The time it takes families to come to grips with their living situations can also delay care, Gray says.

The storm path ahead

There was a point during the storm when Nichole felt thankful.
After the constant whistle of the winds whipping through the neighborhood subsided while the eye passed, Nichole stood up from where she was hunkered down in a hallway. She thought they might be safe.
Her family evacuated from their mobile home to a friend’s house. The friend had already barricaded french doors that had flung open, and aside from the ear-splitting sound of the wind trying to rip apart their roof like shredded paper, she wondered if that was all.
Nichole peeked out a window and down the street. Nothing was the same.
The landscape had completely changed. She later found debris from all over the city in her front yard — from window shutters to an entire water well.
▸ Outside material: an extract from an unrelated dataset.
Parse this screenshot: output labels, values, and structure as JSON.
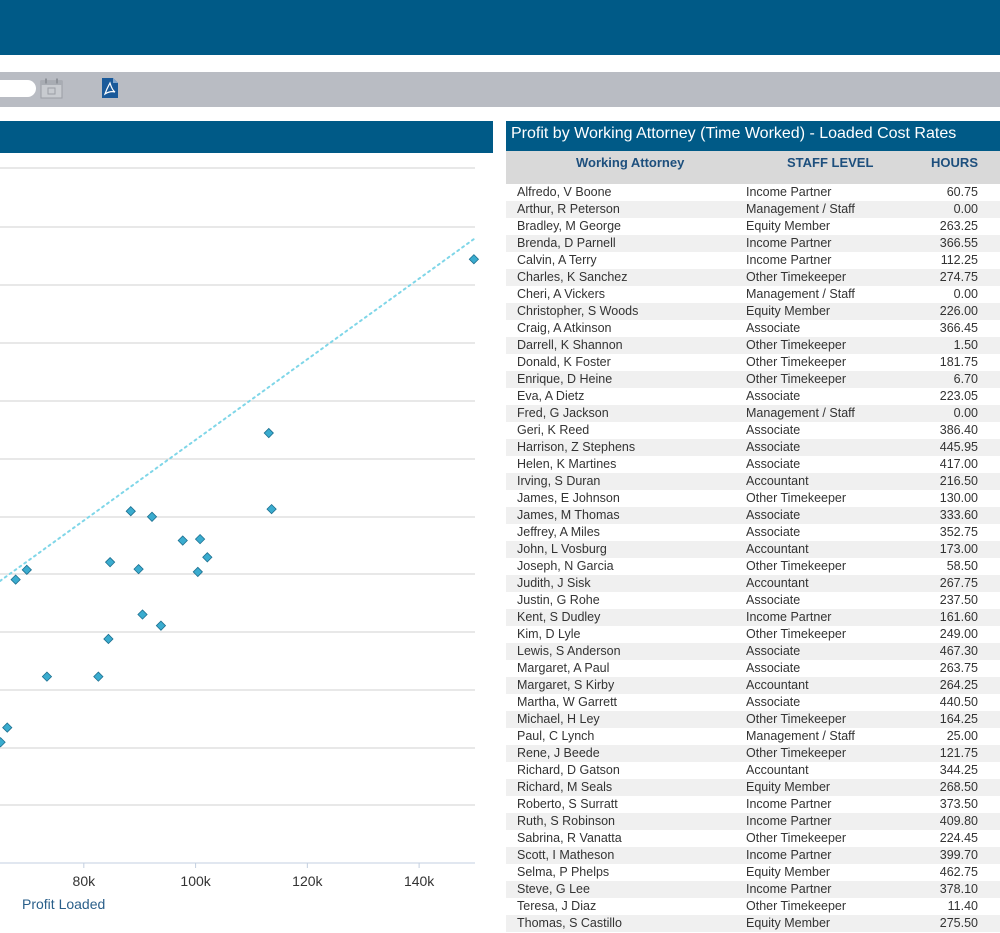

Bay County residents take in the damage Hurricane Michael caused on their neighborhood less than 24 hours after Hurricane Michael made landfall in the U.S.Now, nearly half a year since then, her daughter Marlee won’t stop wiping after she uses the bathroom. She whimpers when she sees cracks in walls. Jonathan is prescribed antidepressants after his mom found texts on his phone about hurting himself with a needle.
Nichole says her kids weren’t like this before the storm, the constant moving, and seeing debris still lining the street.
She thought about leaving, getting away from the downed trees that haven’t been removed yet and the traffic caused by increased construction. She wouldn’t be alone — about 500,000 people left New Orleans after Katrina, never to return. Bay County Public Schools’ enrollment dropped by about 2,500 students after Michael.
But running from your problems isn’t a solution, Nichole says.
“It’s like you can’t escape it,” she says. “When you go out of the city limits and you get away from it, you actually see trees again, it makes you happy, but then you come back and reprocess it all again. I’m trying to get unstuck.”